Holt shares Mullican’s fascination with nature’s inherent patterns and, although not as abstract as Mullican’s paintings, Holt’s sensuous landscape Seed (2008) possesses a similar energy, with plants, mountains, and ocean waves all swaying and pulsating as if moving to music or governed by a higher force. In another work, the tiny gem Entanglement (2019), Holt presents an inspired poetic conceptualization of intuitive knowledge, portraying it as a web of colored transparent tubing through which we view infinite light in the distance.
Evans’ approach can also be tied to Mullican’s, in that she holds an interest in Jungian archetypes and the collective unconscious. Reflective of her having examined myths, rituals, and symbols from a variety of world religions, her abstract landscapes include unfamiliar images around which we can imagine some spiritual connotation or purpose. The calligraphic markings in San Joaquin Series #3 (2018-19), for example, could be a secret mystical language.
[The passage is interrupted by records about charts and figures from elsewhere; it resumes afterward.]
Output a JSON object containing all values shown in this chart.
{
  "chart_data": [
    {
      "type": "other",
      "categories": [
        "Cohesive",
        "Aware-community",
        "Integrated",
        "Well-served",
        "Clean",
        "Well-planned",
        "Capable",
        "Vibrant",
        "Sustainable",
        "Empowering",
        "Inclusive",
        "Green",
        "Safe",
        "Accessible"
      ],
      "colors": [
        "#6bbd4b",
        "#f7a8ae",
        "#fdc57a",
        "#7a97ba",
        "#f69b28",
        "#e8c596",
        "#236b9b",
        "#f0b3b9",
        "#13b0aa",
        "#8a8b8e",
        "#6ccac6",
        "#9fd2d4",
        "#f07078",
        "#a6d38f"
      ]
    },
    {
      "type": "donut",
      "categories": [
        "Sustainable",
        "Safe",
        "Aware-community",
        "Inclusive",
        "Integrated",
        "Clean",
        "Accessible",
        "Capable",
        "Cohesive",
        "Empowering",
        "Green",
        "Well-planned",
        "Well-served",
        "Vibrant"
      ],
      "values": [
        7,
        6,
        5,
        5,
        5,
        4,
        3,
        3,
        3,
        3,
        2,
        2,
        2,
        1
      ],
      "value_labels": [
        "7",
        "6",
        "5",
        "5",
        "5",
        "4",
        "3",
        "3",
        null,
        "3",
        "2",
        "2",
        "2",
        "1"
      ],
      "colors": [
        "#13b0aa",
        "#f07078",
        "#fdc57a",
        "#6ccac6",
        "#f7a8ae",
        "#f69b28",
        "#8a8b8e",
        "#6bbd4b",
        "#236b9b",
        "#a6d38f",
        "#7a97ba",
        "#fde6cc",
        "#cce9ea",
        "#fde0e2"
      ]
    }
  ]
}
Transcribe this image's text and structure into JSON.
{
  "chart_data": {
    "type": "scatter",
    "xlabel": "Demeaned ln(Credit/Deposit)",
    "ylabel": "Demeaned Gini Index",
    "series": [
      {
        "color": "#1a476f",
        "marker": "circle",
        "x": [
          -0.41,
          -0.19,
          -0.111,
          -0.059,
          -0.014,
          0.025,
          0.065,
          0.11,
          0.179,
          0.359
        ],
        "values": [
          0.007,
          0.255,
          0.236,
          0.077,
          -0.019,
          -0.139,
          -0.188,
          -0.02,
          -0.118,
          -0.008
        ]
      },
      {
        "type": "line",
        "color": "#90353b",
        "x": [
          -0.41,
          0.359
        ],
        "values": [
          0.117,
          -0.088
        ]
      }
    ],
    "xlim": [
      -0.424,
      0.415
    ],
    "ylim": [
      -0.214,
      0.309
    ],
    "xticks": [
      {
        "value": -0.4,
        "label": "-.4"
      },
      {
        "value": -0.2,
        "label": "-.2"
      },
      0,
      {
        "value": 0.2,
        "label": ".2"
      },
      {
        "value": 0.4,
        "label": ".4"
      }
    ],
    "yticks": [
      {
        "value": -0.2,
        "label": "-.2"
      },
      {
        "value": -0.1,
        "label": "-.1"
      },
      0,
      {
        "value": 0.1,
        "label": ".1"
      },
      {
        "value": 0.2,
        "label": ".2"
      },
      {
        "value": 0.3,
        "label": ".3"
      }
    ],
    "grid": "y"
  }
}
A real spiritual text has in fact been the chief inspiration for mixed media works by Tom Wudl for more than two decades. The central floral motif shown blossoming within a sphere within a network of evenly dispersed dots and lines in One Hundred Trillion Concentrations (2015) is from an ongoing series of meditative paintings based on the Avatamsaka Sutra, a Buddhist scripture that describes enlightenment as a state where everything is at once interconnected and independent within an infinite cosmos. Similarly, an interest in tantric Buddhism and Indian miniatures are among the sources that led the late New York artist Stephen Mueller (1947-2011) to paint geometric mandalas that float slightly off center within atmospheric fields of luminous color bands.
Also functioning like mandalas are the trompe l’oeil white lace doilies that appear in Laura Lasworth’s charming Psalm Cycle series (2004-05), a set of seven small paintings where each doily graces an arch-shaped panel like the ghost of a rosette within a stained glass window. The series is dedicated to one of the artist’s distant relatives, a Benedictine monk who prays seven times a day. To correspond with the prayer cycle, each panel is painted a different background color to reflect the shifts in the hours.
There are three Generation X artists in “Transcendent” and each contributes something unique to the exhibition. Mary Ana Pomonis brings a feminist viewpoint to the conversation in a painting featuring the symbol of Inanna, an 8-pointed star that represents the ancient Sumerian goddess of love, sensuality, fertility, and procreation. Eric Beltz works only in grayscale drawing. He spent countless hours filling in hand-drawn squares with graphite to create circular abstractions that activate optically the longer one stares at them. Khang Nguyen, who is a Ph.D. candidate in philosophy at Claremont Graduate University, paints inventive structures using a cool, calming palette. Influenced by both Eastern and Western thought, his innovative imagery looks at once religious, ceremonial, and technological.
Collectively, the works in “Transcendent” would make wonderful devotional objects for the religious minded as well as the secular, by providing solace and comfort for these chaotic times.